The 2008 financial crisis had a profound impact on both the United States and the world. While it’s widely recognized, many people, especially those without a background in economics or finance, don’t fully understand the root causes beyond knowing that it was a major event. This short essay aims to provide clarity, as I believe anyone can grasp the essentials of the 2008 crisis if given a clear, step-by-step explanation free of unnecessary jargon. And widespread knowledge is essential to preventing such an economic and social disaster from occurring again.
Background: The US Housing Market
Our explanation begins with the situation in the US housing market before the crash. For years preceding 2008, the market experienced a continual rise in housing prices. Houses in the United States were in high demand, and everyone was willing to pay higher prices for them. As the prices kept rising, the banks began giving more risky loans.
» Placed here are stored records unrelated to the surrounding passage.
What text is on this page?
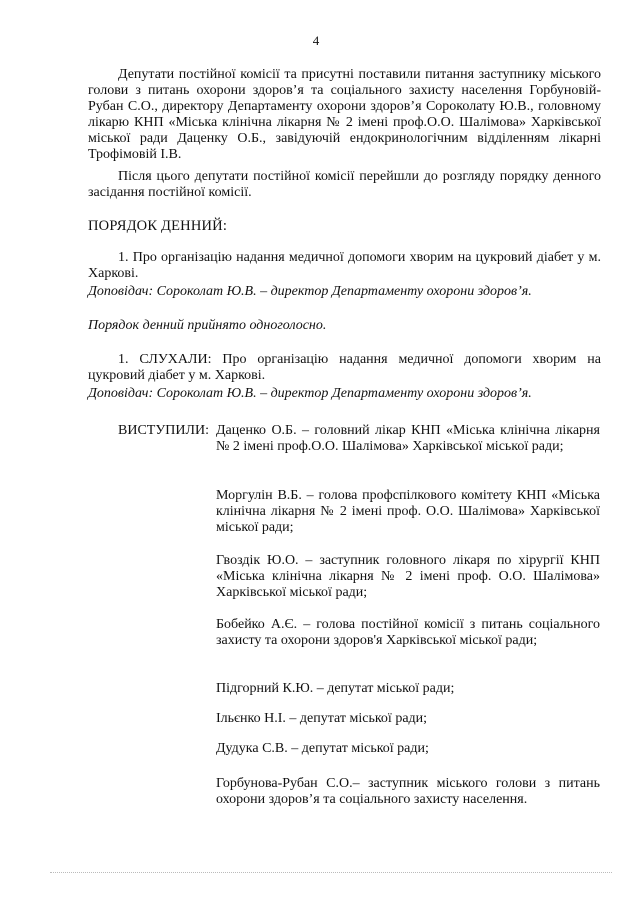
4
Депутати постійної комісії та присутні поставили питання заступнику міського голови з питань охорони здоров’я та соціального захисту населення Горбуновій-Рубан С.О., директору Департаменту охорони здоров’я Сороколату Ю.В., головному лікарю КНП «Міська клінічна лікарня № 2 імені проф.О.О. Шалімова» Харківської міської ради Даценку О.Б., завідуючій ендокринологічним відділенням лікарні Трофімовій І.В.
Після цього депутати постійної комісії перейшли до розгляду порядку денного засідання постійної комісії.
ПОРЯДОК ДЕННИЙ:
1. Про організацію надання медичної допомоги хворим на цукровий діабет у м. Харкові.
Доповідач: Сороколат Ю.В. – директор Департаменту охорони здоров’я.
Порядок денний прийнято одноголосно.
1. СЛУХАЛИ: Про організацію надання медичної допомоги хворим на цукровий діабет у м. Харкові.
Доповідач: Сороколат Ю.В. – директор Департаменту охорони здоров’я.
ВИСТУПИЛИ: Даценко О.Б. – головний лікар КНП «Міська клінічна лікарня № 2 імені проф.О.О. Шалімова» Харківської міської ради;
Моргулін В.Б. – голова профспілкового комітету КНП «Міська клінічна лікарня № 2 імені проф. О.О. Шалімова» Харківської міської ради;
Гвоздік Ю.О. – заступник головного лікаря по хірургії КНП «Міська клінічна лікарня № 2 імені проф. О.О. Шалімова» Харківської міської ради;
Бобейко А.Є. – голова постійної комісії з питань соціального захисту та охорони здоров'я Харківської міської ради;
Підгорний К.Ю. – депутат міської ради;
Ільєнко Н.І. – депутат міської ради;
Дудука С.В. – депутат міської ради;
Горбунова-Рубан С.О.– заступник міського голови з питань охорони здоров’я та соціального захисту населення.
A loan's risk depends on the person who requested the loan and their ability to pay. Hence, more risky loans mean lending to people with a higher chance of being unable to pay loans. However, the banks were willing to give loans on homes because of the rising house prices. They thought that if people were unable to pay back the loans, they could simply take the house and make back their investment.
Risky Loans and Investment Bundles
These risky loans were not always kept by the banks. They were often bundled together and sold to other companies as an investment. When banks give people loans, like for buying houses, they can bundle lots of these loans together and sell them to other companies, such as investment firms. For example, if a bank gives out 1,000 home loans, it can sell this bundle to investors. The bank gets cash right away, which they can use to make more loans, and they don’t have to worry about whether people will pay their loans back. The investors, on the other hand, buy the bundle because they’ll earn money from the loan payments and interest. It’s like the bank handing over the responsibility for collecting payments.
The Crisis Hits
The problem arises when the banks are no longer cautious. If many people can’t pay their loans, the investors lose money, which happened in the 2008 financial crisis. As more people defaulted on their loans, the housing market started to collapse, leading to massive financial losses and triggering a global economic downturn.